Once I did a research project on how much ideas versus implementation effort is important for stuff happening. If I recall, at least part of this was looking up when ideas first appeared and when they were implemented, and inferring if the gap was short then the idea was a bigger bottleneck.
I mentioned this to my boyfriend, and he was amused at my style of research question: it sounded like it was from hundreds of years ago—these days, people usually research things like ‘for this particular species of microbe is x or y more important to its behavior in this phase?’ whereas my question was incredibly high level.
I agreed with that, but then wondered why.
One theory is that it’s actually silly to ask such high level questions—this is just too general a question to have a good answer. We didn’t know that two hundred years ago, we do now.
Another theory is that all the high level questions have been answered, so at this point in history we are filling in the gaps regarding specific microbe specifics, and everything else.
A more interesting theory he suggested is that it relates to professionalism. Science has become much more professional, and that is somehow contrary to asking questions like this. Being oriented toward ‘having a job’ is different from trying to understand the world. I liked this theory, because it fits with my broader hypothesis that professionalism is terrible.
Got any more theories?
Image by Piotr Zakrzewski from Pixabay

I think this relates to two primary factors:
1) We now have a better understanding of how high dimensional and complex both the world and causation are. Most of the edifice of science, particularly post Replication Crisis, is concerned with deliberately narrowing the Garden of Forking Paths, defining the exact area you're going to be focused on, and then defining clear intents, terms, and tests beforehand, because if you DON'T do this, reality is high dimensional enough you can always come up with something, and that something won't be true or replicable, and all your efforts were wasted.

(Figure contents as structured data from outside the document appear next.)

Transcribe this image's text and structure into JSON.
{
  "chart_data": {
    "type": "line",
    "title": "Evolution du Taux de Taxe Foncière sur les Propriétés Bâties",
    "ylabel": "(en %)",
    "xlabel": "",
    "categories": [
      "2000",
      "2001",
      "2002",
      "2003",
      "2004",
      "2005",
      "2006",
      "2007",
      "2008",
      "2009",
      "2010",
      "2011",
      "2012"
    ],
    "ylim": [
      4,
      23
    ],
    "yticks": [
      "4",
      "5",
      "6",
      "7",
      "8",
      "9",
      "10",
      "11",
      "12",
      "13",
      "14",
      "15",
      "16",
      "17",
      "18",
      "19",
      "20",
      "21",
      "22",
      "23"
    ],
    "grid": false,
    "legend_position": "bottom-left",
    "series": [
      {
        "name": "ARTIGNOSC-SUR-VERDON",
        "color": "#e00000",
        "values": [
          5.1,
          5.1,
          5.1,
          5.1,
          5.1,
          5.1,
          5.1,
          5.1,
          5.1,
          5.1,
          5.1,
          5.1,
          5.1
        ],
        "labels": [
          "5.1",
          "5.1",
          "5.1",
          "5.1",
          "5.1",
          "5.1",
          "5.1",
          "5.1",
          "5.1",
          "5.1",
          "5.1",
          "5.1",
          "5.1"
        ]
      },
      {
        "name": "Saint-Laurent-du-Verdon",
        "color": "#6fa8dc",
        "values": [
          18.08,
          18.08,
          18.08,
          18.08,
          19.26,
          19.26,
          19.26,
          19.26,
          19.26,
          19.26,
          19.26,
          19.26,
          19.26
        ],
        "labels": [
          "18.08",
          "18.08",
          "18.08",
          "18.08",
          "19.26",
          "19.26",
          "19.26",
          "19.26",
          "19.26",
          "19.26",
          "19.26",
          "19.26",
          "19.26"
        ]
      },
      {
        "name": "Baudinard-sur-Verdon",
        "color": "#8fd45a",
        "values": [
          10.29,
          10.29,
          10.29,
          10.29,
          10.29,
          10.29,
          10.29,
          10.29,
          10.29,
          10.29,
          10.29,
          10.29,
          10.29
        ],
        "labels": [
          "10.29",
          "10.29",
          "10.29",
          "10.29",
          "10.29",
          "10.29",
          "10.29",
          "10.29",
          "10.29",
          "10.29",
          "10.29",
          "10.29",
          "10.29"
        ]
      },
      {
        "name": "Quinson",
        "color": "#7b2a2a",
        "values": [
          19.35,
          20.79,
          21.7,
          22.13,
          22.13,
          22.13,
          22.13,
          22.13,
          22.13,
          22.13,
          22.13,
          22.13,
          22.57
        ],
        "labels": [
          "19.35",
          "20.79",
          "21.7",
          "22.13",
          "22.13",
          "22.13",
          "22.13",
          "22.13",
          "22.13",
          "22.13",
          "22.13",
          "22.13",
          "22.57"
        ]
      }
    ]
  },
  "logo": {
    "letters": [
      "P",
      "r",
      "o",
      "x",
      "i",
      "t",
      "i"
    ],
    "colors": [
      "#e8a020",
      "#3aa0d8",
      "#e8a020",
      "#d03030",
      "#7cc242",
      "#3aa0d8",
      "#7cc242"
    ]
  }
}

2) Related to this, is the tyranny of legibility. Precisely because we're concerned with truth / replicability / cashing out in better predictions, you have to quantify everything, and we can only do that on small scales in legible domains.
Big questions aren't really quantifiable that way. Say you found a general ratio that was broadly true for your big problem, let's say that ideas are the bottleneck 5-30% of the time, and execution the other 70-95%. Now what? What do we DO with that information?
Is it interesting to know? I guess? Might it be interesting or useful on a personal level, because you know that as a general prior, once you come up with an idea you still have 70-95% of the work to do? I guess? But wouldn't you have figured that out anyways, by *doing?*. Isn't the specific circumstances of your field or the types of problems you usually grapple with actually the more important prior to know? Is it useful societally? Probably not? Because it seems really variable, and like a "devil in the details" sort of domain? And most people in science or business and wherever will ALREADY freely tell you "ideas are 5%, execution is 95%?"
I think these two factors broadly generalize. We are too limited individually and collectively to actually address larger questions in rigorous and useful ways.
But what did you find out about ideas and implementation!?